Suku Dayak Pedalaman Kalimantan. Apa yang terlintas dalam pikiran Anda ketika mendengar sepenggal frasa tersebut? Komunitas terbelakang, terisolir, dan jauh dari sentuhan pembangunan? Pendidikan, ekonomi, dan infrastruktur yang serba minim? Begitulah gambaran yang muncul spontan di benak kebanyakan orang.
Gambaran spontan tersebut merupakan protret komunitas suku
Dayak Pedalaman Kalimantan yang sebenarnya. Nasib mereka sebagai bagian dari
bangsa ini sepertinya telah menjadi pengetahuan umum, bukan rahasia lagi. Seharusnya
hal itu tak dianggap sebagai kewajaran. Pembelaan dan tindakan yang konkret
dari pemerintah sekian puluh tahun hendaknya mampu mengubah nasib mereka. Di
sini ada masalah! Dan masalah itu tak boleh dibiarkan!
Keadaan menjadi sangat kontras jika mereka menyeberang ke
perbatasan. Di negara sebelah, saudara-saudaranya serumpun hidup jauh lebih
makmur. Akses pendidikan, perdagangan, dan infrastruktur jauh lebih baik. Hidup
mereka jauh dari sentuhan pembangunan. Komunitas mereka menjadi komunitas
marginal. Komunitas pinggiran, jauh dari lingkaran kekuasaan dan pembuat
kebijakan.
Maria Goreti adalah bagian dari komunitas itu. Nasib
komunitasnya yang demikian mengusik nuraninya. Hatinya selalu bergejolak. Ia
ingin berteriak selantang-lantangnya agar dunia mendengar nasib komunitasnya. Tetapi,
bukankah hal itu telah deketahui oleh seluruh dunia? Esai, berita, dan wacana
hanya seperti angin berlalu begitu saja. Harus ada cara yang lebih konkret. Cara
yang dapat masuk langsung pada pembuatan kebijakan-kebijakan nasional. Cara itu
adalah jalan politik, di mana ia mampu langsung membawa aspirasi komunitasnya
kepada para pembuat dan pelaku kebijakan pemerintahan.
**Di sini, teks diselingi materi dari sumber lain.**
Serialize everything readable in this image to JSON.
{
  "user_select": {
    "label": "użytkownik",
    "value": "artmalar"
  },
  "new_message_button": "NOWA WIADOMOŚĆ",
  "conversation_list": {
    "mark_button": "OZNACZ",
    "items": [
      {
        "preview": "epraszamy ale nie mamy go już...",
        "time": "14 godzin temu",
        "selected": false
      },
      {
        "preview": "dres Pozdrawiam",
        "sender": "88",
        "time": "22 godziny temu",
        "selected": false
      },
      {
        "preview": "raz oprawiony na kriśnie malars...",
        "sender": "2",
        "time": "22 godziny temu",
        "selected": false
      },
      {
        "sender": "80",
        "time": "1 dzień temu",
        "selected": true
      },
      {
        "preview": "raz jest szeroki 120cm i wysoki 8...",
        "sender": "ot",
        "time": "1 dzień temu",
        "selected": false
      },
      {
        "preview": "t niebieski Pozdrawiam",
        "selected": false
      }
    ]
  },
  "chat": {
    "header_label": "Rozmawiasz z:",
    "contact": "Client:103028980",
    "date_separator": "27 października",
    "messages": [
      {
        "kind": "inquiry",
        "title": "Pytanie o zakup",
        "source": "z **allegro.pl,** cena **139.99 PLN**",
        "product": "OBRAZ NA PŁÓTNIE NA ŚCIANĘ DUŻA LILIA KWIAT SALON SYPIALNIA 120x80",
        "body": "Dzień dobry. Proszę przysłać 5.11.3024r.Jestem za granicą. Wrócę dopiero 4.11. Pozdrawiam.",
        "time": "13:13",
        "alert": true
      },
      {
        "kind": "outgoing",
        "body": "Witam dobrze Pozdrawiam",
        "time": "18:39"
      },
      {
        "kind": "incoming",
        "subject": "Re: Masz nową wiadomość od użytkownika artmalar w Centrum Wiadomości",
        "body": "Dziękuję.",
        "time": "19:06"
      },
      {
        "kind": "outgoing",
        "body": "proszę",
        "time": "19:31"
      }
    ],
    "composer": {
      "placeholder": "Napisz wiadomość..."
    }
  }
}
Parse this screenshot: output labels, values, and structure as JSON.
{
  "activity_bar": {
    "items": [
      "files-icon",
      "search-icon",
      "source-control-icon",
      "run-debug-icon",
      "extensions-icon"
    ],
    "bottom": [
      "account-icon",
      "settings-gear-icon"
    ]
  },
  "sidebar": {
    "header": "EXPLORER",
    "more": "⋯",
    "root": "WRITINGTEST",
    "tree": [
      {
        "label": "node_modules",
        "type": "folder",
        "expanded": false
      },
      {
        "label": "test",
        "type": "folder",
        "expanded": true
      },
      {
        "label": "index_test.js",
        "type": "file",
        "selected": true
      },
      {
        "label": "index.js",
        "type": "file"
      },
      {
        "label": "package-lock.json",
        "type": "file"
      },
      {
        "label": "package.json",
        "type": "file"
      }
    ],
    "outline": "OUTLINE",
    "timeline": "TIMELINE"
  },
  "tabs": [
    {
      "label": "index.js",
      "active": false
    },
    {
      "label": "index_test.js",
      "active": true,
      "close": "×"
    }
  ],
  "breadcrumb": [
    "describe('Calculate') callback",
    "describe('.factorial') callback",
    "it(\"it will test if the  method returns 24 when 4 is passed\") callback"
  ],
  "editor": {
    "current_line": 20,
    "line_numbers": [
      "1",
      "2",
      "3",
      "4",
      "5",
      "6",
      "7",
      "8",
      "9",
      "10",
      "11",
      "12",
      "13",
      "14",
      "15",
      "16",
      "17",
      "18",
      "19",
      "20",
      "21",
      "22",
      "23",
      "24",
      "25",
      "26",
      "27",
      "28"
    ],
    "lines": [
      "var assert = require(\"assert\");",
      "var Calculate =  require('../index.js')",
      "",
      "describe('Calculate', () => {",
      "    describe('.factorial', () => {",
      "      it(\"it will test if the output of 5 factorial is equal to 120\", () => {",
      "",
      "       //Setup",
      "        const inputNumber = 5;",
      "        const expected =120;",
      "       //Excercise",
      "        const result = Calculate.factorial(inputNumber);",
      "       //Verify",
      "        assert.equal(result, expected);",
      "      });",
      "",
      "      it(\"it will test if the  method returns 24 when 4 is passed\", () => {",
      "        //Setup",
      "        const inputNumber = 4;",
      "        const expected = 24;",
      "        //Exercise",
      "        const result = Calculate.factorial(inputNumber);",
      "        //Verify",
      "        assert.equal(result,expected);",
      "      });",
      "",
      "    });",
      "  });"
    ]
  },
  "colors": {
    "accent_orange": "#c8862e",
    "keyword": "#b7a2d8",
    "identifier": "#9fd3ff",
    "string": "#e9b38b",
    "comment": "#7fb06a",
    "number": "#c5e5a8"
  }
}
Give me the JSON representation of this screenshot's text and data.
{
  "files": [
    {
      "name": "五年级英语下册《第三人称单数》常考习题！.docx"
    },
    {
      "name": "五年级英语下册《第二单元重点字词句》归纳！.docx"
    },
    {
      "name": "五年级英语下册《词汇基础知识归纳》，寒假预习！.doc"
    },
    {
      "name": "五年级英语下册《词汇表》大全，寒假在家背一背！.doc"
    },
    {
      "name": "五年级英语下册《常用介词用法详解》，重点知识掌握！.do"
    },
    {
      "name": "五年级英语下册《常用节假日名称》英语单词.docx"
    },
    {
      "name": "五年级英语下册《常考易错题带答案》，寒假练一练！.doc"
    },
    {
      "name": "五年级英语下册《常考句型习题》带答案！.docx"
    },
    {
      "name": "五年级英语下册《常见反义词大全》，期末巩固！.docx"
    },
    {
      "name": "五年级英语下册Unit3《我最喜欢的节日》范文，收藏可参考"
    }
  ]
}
Jalan politik tentu bukan jalan yang mudah. Kompleksitas kepentingan
berseliweran dan carut-marut. Kepercayaan rakyat dapat dijadikan komoditas
untuk transaksi kepentingan. Pada akhirnya rakyat tetaplah tidak mendapatkan
apa-apa. Kecuali, kesengsaraan yang semakin memburuk. Mungkin hal itulah yang
menyebabkan komunitas Dayak Pedalaman hingga kini nyaris tak tersentuh oleh
pembangunan. Maria Goreti menyadari hal itu. Ia bertekad untuk terus berjuang.
Berjuang untuk komunitasnya. Berjuang untuk kejayaan Indonesia.
Jalan terjal dan berliku tentu sangat melelahkan. Membutuhkan
totalitas dan komitmen yang penuh untuk terus berjalan dan berjuang. Mempertaruhkan
jiwa dan raga demi tercapainya cita-cita luhur bangsa, keadilan sosial bagi
seluruh rakyat Indonesia. Kepentingan dan kesenangan pribadi dinomorsekiankan. Sebab,
ia tak pernah mampu menahan jiwa yang bergejolak ketika menyaksikan
persoalan-persoalan kebangsaan yang mengalami pembiaran. Pembiaran oleh mereka
yang seharusnya konsern karena menjadi tugas dan tanggungjawabnya. Ia tidak
akan pernah tenang untuk berdiam. Ia terus bergerak. Bergerak dan berjuang
dengan sepenuh jiwa dan raga demi Persada Nusantara.